Tot slot geven nog mee dat beide modellen beschikbaar zijn met voor- of vierwielaandrijving.
Conclusie
Voor de prijs van de Mini koop je de Duster met alle opties en nog een kleine stadswagen, maar er zullen niet veel potentiële kopers twijfelen tussen deze twee auto’s. Ze zijn als water en vuur: de ene is rustiek maar functioneel, de andere heel sexy en minder praktisch. Het weggedrag van de Duster en Countryman is precies het tegenovergestelde. Terwijl de kloof van 10.000 euro objectief niet te rechtvaardigen lijkt, valt er toch iets voor te zeggen. De Mini biedt een rafinnement en levensvreugde die onmiddellijk bekoren. Noem het de geest van het merk. Het slaat aan of je vindt het helemaal niets, dat is puur subjectief.

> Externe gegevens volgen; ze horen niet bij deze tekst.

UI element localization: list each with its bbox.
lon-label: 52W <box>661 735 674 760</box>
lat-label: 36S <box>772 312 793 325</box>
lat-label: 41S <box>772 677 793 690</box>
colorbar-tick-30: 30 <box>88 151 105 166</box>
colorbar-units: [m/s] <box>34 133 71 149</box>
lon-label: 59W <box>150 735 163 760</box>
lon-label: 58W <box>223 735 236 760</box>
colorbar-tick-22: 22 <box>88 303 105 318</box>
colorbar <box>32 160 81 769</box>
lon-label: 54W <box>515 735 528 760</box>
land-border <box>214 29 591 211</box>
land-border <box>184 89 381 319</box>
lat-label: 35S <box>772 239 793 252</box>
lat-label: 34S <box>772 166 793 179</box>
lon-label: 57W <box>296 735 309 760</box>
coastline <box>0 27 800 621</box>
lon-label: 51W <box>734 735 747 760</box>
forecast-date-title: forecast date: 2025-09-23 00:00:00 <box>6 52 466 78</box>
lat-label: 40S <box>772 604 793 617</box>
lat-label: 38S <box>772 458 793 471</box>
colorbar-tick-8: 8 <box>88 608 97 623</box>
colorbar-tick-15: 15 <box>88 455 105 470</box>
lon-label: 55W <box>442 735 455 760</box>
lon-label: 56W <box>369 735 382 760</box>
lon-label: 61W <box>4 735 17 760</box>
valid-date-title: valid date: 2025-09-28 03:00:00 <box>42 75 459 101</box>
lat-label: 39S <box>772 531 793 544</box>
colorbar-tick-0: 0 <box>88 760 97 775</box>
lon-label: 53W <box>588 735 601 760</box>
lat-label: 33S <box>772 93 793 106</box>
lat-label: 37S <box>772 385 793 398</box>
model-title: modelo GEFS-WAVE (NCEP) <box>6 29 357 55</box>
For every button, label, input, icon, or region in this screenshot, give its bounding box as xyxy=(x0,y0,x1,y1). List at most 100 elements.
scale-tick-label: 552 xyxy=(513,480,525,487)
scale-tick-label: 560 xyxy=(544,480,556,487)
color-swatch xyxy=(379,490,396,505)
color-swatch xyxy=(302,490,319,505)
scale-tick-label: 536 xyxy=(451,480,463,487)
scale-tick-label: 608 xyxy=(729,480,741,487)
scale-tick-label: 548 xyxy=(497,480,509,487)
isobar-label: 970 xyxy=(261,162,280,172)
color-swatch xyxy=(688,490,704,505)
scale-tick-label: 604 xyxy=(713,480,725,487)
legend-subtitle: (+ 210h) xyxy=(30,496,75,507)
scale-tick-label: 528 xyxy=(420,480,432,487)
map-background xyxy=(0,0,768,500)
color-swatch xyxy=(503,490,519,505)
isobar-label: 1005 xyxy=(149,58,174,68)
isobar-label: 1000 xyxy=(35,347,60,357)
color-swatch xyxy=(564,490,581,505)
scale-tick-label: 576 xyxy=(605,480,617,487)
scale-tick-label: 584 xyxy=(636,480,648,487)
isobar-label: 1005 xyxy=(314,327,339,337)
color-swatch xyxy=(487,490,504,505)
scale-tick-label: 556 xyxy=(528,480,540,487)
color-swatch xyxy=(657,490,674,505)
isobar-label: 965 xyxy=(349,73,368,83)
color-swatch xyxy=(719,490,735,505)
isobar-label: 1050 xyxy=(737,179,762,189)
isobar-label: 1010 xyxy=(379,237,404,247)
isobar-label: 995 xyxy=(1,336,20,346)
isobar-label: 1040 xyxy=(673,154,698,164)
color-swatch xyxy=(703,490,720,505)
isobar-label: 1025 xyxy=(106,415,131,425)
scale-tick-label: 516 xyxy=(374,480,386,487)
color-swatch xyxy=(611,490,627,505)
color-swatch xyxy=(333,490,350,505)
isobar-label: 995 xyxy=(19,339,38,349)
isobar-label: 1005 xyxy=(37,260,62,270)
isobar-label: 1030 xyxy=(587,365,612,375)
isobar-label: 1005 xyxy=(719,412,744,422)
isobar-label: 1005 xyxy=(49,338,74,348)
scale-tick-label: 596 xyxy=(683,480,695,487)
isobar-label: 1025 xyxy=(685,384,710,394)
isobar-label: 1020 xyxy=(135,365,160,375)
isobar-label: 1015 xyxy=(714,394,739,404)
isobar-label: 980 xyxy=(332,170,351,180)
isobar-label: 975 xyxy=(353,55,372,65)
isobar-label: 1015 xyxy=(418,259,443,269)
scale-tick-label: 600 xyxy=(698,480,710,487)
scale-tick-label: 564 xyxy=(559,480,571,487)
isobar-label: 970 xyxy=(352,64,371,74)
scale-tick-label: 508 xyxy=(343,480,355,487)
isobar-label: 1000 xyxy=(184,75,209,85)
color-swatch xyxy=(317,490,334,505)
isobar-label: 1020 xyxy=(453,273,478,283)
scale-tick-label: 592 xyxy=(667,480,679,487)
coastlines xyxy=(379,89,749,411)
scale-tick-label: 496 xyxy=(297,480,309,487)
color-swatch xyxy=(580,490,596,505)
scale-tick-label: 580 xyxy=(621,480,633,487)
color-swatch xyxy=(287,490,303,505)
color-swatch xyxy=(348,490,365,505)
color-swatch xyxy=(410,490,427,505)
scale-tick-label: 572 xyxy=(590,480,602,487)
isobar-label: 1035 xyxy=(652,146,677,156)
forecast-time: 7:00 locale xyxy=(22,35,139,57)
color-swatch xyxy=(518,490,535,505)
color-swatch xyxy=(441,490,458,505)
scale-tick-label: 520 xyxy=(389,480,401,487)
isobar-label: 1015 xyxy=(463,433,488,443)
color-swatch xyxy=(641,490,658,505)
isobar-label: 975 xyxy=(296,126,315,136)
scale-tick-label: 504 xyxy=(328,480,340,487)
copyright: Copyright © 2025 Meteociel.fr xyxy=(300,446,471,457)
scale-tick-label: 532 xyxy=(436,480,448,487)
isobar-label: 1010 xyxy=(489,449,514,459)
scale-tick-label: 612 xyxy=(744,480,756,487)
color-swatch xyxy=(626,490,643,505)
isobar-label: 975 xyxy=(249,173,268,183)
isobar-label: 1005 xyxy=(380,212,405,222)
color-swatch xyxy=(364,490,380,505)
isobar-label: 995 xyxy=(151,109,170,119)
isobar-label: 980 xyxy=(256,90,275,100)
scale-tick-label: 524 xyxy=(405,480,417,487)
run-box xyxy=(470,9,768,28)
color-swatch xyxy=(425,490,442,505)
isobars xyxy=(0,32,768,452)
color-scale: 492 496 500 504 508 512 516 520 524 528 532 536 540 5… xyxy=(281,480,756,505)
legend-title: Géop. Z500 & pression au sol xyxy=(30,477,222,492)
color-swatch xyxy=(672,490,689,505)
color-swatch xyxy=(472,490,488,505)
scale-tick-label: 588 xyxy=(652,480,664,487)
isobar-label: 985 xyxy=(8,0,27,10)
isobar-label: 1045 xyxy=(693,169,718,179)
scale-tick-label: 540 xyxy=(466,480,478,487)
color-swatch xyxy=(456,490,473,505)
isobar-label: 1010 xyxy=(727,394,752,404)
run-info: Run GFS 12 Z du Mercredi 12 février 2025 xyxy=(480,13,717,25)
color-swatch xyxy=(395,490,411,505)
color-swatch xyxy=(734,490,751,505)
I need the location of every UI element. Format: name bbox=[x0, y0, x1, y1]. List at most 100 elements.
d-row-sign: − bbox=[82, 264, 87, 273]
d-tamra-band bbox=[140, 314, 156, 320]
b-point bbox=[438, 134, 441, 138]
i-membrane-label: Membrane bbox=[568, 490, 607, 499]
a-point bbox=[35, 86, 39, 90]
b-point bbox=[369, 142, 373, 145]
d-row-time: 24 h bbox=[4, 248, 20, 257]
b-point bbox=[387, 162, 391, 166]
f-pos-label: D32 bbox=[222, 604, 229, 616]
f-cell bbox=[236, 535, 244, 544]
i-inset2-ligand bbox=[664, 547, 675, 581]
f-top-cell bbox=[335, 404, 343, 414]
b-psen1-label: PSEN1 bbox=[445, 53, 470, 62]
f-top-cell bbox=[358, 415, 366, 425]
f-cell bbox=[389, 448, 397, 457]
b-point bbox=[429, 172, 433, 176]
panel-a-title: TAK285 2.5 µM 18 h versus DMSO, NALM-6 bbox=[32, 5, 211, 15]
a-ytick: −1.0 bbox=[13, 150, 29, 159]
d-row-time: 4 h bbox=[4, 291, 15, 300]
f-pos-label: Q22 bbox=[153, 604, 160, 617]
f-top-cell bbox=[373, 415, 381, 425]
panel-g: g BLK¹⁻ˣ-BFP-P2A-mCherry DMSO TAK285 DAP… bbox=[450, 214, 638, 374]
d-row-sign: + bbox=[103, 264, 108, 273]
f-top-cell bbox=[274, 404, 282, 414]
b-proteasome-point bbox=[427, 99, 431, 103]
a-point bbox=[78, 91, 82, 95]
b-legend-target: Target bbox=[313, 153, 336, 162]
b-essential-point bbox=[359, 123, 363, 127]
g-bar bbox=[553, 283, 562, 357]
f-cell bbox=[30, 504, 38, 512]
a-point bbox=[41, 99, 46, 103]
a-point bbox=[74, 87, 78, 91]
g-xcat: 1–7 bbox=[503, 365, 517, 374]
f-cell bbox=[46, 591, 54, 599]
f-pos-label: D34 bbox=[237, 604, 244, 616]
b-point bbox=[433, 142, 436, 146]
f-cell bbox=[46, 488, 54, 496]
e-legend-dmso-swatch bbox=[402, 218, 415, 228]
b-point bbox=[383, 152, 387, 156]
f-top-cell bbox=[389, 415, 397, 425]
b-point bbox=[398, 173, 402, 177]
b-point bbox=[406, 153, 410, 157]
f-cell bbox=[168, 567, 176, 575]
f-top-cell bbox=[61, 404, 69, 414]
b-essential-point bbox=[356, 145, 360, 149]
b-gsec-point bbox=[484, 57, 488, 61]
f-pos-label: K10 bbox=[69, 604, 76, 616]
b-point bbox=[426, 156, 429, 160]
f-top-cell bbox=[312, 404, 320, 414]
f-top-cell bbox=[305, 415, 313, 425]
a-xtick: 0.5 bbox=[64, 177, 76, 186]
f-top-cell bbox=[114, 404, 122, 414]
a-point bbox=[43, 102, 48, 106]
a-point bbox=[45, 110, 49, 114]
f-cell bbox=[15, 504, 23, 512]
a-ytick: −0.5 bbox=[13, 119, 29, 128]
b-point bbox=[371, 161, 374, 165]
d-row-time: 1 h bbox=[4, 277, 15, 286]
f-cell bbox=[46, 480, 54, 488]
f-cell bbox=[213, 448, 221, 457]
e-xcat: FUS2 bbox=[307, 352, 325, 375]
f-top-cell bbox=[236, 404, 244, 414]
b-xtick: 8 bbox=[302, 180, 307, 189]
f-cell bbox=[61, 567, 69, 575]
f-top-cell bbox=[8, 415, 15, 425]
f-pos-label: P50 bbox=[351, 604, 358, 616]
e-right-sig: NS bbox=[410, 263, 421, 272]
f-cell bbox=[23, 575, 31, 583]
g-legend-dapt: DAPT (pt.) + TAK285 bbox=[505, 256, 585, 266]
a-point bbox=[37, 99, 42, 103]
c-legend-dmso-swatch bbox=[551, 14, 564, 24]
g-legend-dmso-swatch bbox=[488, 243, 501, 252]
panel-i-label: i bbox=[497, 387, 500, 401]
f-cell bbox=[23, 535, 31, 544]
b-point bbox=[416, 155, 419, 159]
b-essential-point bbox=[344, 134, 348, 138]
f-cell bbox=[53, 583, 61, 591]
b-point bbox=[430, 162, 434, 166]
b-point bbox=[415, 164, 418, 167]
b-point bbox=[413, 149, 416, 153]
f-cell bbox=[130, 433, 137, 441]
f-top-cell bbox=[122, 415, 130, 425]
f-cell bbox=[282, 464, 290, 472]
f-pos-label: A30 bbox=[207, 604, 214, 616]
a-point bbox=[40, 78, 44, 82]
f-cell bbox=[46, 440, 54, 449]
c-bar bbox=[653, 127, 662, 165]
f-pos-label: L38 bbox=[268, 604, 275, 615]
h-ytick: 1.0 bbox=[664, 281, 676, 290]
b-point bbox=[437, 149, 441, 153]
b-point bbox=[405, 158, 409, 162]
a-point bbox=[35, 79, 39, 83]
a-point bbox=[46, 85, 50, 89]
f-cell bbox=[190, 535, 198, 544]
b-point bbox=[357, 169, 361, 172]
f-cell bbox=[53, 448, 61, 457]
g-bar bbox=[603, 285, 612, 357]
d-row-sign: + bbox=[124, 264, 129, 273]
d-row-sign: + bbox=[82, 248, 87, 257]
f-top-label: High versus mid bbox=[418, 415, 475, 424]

De Dacia bevestigt in deze test al het goede wat we ervan verwacht hadden: hij vervult zijn taak prima en is in staat om je mee te nemen over de hele wereld, zelfs in de slechtste omstandigheden. Je krijgt waar voor jouw geld. De niet onaardige look is de kers op de taart. Absoluut geslaagd.